On Wednesday, the firm’s founder and CEO Eric S. Yuan apologized for the issues and outlined measures to beef up Zoom’s security and privacy. He also announced a 90-day feature freeze, adding that the company was shifting all its engineering resources to “focus on our biggest trust, safety, and privacy issues”.

Here’s a rundown of five of the key issues Zoom has had to address since last week:

• Zoom’s privacy policy failed to mention that the iOS version of the its app was sending analytics data to Facebook even when the users don’t have a Facebook account. The company acknowledged the issue and removed the Facebook Software Development Kit (SDK) for iOS. Zoom is facing a class-action lawsuit in California over the practice.
• Despite claims to the contrary, the app’s video and audio meetings don’t support end-to-end encryption. Zoom later apologized and clarified that it uses transport encryption known as TLS. The difference is that the latter doesn’t put users’ communications out of the company’s reach.
• The app was also found to contain several security vulnerabilities, though they were all fixed. Its Windows client was found susceptible to a UNC path injection flaw that could expose people’s Windows login credentials and even lead to the execution of arbitrary commands on their devices. Two more bugs, this time affecting Zoom’s MacOS client, could have enabled a local attacker to take control of a vulnerable computer.
• The company has also dropped Zoom’s ‘attendee tracking’, a feature that made it possible for a meeting’s host to check whether the participants were actually paying attention when the host was in screen-sharing mode.
• The FBI has released a warning against a phenomenon dubbed “Zoom-bombing” following multiple reports that trolls and pranksters invaded private meetings and school classes to display disturbing images. Zoom said it would soon turn on passwords and waiting rooms by default for all meetings. The new defaults will take effect starting April 5th.
• Security researchers at Citizen Lab reported that some Zoom calls as well as the encryption keys used to secure those calls made in North America were routed through China. The video conferencing platform has offered an apology and a partial explanation. Zoom said that during its efforts to ramp up its server capacity to accommodate the massive influx of users over the past few weeks, it "mistakenly" allowed two of its Chinese data centers to accept calls as a backup in the event of network congestion.

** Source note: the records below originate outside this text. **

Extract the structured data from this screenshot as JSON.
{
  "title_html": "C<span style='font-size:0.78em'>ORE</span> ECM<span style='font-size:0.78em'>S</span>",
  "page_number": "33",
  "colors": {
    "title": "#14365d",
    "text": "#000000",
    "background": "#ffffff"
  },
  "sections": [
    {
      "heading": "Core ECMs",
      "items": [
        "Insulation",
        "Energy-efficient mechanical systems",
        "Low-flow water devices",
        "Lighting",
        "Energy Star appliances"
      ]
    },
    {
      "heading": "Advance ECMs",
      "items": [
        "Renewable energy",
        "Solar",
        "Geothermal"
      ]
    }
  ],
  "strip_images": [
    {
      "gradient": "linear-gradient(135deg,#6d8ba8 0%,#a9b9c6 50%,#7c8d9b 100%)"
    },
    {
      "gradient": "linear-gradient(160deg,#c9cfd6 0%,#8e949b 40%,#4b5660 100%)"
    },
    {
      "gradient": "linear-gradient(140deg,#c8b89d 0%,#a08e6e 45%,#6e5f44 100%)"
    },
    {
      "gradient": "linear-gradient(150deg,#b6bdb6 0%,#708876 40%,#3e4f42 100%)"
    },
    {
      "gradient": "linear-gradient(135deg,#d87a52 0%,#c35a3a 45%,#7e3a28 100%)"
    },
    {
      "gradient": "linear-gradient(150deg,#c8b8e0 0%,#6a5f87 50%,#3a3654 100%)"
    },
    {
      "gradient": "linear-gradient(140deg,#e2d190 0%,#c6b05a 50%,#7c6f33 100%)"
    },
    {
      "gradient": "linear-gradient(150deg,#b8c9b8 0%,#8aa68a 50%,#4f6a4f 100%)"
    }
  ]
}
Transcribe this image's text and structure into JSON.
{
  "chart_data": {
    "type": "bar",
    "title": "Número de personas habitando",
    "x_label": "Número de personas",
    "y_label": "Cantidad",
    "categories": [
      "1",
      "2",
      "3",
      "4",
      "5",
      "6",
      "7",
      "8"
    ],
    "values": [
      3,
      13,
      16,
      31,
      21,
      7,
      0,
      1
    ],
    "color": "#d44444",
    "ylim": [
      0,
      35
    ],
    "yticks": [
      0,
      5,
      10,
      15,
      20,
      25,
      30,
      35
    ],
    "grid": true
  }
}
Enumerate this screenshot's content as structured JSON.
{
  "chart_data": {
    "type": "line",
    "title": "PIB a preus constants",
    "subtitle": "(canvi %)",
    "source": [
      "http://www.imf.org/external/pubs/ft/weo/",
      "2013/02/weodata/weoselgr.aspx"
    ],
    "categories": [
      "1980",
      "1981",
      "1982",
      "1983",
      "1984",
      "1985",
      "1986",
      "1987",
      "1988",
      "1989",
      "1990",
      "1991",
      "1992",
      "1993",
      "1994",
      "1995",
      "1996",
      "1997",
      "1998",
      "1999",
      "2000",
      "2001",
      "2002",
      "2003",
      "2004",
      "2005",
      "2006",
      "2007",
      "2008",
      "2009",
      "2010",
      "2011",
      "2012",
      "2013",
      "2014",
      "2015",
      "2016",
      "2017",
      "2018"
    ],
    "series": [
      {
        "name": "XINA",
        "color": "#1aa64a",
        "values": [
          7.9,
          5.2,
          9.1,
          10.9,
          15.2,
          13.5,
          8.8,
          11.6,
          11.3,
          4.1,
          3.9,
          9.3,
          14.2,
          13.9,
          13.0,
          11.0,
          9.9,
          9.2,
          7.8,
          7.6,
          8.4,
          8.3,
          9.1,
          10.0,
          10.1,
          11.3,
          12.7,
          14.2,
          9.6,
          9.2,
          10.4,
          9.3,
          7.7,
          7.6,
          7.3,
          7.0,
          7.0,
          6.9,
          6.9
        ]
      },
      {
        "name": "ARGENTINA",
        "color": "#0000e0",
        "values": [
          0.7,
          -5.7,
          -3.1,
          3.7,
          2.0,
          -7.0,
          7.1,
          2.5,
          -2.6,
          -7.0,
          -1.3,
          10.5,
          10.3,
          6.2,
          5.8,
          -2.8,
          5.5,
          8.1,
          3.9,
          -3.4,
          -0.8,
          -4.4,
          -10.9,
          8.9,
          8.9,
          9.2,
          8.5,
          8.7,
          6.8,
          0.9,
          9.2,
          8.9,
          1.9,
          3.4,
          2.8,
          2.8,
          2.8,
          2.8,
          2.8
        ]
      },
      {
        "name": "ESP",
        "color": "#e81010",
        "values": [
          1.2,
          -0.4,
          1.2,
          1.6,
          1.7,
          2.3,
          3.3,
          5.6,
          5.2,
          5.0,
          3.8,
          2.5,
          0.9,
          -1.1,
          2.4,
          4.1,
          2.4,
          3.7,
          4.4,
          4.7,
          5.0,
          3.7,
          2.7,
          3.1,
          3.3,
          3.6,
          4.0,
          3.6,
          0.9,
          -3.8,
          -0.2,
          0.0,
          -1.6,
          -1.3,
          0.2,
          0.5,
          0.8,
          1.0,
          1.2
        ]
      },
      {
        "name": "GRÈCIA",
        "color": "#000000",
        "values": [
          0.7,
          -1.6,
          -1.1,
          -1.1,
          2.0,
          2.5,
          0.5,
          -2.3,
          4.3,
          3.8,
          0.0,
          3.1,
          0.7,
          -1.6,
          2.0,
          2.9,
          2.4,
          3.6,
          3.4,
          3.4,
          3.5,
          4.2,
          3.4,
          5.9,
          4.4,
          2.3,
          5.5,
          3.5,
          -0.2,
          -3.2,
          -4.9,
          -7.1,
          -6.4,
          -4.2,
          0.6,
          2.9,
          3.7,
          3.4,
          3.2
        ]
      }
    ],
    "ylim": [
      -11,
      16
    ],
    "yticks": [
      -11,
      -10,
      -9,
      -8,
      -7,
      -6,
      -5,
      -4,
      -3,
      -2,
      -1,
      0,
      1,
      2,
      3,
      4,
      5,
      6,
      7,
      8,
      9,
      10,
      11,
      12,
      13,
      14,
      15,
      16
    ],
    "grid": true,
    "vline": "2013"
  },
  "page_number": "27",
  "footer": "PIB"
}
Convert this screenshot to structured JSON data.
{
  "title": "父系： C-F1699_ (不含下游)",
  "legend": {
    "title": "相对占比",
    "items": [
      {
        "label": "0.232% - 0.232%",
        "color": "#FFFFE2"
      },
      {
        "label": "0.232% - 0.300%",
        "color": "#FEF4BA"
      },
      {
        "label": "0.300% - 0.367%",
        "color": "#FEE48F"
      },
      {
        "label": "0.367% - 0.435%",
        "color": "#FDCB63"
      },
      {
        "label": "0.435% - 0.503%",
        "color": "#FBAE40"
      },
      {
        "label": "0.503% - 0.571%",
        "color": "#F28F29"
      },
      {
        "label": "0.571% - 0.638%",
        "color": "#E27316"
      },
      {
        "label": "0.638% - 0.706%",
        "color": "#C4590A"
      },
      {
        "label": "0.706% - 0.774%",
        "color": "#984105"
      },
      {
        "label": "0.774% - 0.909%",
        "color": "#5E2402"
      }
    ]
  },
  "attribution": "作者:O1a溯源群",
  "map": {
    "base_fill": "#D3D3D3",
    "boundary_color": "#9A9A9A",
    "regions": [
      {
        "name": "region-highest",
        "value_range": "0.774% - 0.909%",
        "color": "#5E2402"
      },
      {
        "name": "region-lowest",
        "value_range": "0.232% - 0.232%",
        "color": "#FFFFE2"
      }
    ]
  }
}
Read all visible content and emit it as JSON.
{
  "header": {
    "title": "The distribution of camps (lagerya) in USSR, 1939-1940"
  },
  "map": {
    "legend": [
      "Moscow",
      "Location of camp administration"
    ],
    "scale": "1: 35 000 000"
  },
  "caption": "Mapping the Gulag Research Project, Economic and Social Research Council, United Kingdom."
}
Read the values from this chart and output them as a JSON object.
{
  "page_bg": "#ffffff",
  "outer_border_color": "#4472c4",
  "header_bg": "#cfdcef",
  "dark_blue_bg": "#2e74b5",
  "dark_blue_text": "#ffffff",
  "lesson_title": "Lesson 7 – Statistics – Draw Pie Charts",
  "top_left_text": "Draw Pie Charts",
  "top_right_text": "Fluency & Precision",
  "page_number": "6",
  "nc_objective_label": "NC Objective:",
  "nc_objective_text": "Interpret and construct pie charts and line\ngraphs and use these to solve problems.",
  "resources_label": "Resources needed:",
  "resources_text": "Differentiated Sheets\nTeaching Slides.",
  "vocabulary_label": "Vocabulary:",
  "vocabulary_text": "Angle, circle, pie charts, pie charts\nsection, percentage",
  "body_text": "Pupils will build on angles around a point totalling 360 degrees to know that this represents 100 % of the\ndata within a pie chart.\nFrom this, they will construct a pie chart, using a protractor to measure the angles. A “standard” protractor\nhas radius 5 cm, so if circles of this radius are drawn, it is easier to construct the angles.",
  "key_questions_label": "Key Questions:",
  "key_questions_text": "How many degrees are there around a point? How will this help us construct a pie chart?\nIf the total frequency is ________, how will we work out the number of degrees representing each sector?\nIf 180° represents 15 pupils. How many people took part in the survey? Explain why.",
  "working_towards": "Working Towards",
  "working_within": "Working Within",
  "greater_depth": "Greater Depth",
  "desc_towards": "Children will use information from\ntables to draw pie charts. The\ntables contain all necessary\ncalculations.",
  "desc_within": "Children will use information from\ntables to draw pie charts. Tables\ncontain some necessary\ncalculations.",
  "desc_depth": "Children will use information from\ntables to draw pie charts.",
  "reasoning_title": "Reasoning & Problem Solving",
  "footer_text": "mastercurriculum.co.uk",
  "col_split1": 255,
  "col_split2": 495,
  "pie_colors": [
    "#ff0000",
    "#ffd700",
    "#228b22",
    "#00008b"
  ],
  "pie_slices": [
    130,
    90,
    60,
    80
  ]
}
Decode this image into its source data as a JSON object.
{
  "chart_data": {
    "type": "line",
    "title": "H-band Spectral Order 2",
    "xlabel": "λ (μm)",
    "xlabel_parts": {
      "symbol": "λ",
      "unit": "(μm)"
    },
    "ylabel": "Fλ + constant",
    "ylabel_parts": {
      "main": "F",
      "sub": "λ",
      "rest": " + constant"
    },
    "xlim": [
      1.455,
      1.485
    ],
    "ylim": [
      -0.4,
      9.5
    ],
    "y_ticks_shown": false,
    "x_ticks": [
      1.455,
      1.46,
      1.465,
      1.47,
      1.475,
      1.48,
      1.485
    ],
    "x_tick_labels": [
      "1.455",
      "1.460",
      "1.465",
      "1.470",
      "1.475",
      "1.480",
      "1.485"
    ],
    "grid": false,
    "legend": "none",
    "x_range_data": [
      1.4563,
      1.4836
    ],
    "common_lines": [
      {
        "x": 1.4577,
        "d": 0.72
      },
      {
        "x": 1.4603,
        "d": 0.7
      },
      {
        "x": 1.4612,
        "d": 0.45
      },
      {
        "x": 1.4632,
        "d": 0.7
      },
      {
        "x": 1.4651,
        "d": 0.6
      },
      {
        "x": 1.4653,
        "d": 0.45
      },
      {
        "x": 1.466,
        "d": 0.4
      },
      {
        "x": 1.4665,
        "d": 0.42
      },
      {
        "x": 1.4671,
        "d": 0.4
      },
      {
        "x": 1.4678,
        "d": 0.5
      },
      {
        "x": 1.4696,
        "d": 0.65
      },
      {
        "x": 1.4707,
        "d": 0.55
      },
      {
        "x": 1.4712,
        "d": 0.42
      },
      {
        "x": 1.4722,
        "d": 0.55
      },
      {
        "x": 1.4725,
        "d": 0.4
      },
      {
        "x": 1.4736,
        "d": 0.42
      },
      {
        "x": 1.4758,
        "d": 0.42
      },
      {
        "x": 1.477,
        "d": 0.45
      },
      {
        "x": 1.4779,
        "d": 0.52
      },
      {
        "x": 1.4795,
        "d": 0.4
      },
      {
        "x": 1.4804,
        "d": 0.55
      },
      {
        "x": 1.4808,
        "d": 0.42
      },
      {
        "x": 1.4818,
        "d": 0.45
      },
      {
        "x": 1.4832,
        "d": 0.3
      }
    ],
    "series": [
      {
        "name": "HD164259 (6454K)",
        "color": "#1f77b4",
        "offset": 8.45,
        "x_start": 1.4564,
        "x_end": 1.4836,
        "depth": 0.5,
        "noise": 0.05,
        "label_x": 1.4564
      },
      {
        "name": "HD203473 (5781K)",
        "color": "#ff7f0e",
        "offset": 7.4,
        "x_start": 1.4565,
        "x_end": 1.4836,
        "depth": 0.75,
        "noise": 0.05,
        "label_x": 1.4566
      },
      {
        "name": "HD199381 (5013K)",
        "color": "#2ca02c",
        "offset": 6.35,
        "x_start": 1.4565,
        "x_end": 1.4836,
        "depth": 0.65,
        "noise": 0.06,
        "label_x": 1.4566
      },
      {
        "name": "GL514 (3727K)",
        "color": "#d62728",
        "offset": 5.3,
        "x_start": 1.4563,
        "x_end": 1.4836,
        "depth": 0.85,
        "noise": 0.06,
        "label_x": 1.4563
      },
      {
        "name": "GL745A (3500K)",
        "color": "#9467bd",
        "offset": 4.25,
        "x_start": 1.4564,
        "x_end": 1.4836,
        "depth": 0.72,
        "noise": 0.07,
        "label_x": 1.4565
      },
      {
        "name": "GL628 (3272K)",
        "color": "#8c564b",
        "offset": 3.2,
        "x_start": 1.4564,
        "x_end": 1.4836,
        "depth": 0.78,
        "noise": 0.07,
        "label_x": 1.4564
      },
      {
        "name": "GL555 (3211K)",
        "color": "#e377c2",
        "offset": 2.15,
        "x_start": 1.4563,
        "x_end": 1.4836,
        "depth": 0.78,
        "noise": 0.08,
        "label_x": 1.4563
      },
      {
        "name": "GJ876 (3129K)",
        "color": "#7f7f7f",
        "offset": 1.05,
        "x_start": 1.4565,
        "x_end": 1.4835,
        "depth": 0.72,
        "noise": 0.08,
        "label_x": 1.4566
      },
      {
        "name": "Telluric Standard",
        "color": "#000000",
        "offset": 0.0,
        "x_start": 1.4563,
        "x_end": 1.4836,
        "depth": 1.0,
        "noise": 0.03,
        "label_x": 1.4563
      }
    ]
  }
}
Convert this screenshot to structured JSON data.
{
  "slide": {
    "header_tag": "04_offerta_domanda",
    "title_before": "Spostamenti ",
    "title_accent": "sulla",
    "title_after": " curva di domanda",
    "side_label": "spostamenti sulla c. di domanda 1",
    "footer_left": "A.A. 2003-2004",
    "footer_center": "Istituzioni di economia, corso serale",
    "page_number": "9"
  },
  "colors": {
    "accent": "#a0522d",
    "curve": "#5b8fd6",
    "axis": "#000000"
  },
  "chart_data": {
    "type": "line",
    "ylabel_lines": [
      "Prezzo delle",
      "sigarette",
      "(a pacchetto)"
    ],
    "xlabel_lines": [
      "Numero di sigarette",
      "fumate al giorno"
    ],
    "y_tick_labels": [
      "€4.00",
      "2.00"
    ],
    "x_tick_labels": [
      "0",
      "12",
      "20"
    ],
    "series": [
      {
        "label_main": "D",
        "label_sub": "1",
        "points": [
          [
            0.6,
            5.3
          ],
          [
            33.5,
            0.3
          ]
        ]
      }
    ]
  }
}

From Zoom's CEO Eric Yuan:

During normal operations, Zoom clients attempt to connect to a series of primary datacenters in or near a user’s region, and if those multiple connection attempts fail due to network congestion or other issues, clients will reach out to two secondary datacenters off of a list of several secondary datacenters as a potential backup bridge to the Zoom platform. In all instances, Zoom clients are provided with a list of datacenters appropriate to their region. This system is critical to Zoom’s trademark reliability, particularly during times of massive internet stress."

Zoom said this happened in "extremely limited circumstances."

Bill Marczak, one of the Citizen Lab researchers said:

"The bigger issue here is that Zoom has apparently written their own scheme for encrypting and securing calls," he said, and that "there are Zoom servers in Beijing that have access to the meeting encryption keys." "If you're a well-resourced entity, obtaining a copy of the internet traffic containing some particularly high-value encrypted Zoom call is perhaps not that hard."

The most effective measures you can take to protect your security and privacy when using Zoom include:
• Using passwords and/or vetting meeting participants with the help of Zoom’s ‘Waiting Room‘ feature.
• Limiting screen sharing to the host.
• Running Zoom’s latest version.
• Refraining from sharing links or meeting IDs on social media.
• Indeed, consider using meeting IDs rather than links when inviting other participants, as there’s been a surge in malicious Zoom-themed domains that seek to capitalize on the app’s unexpected success.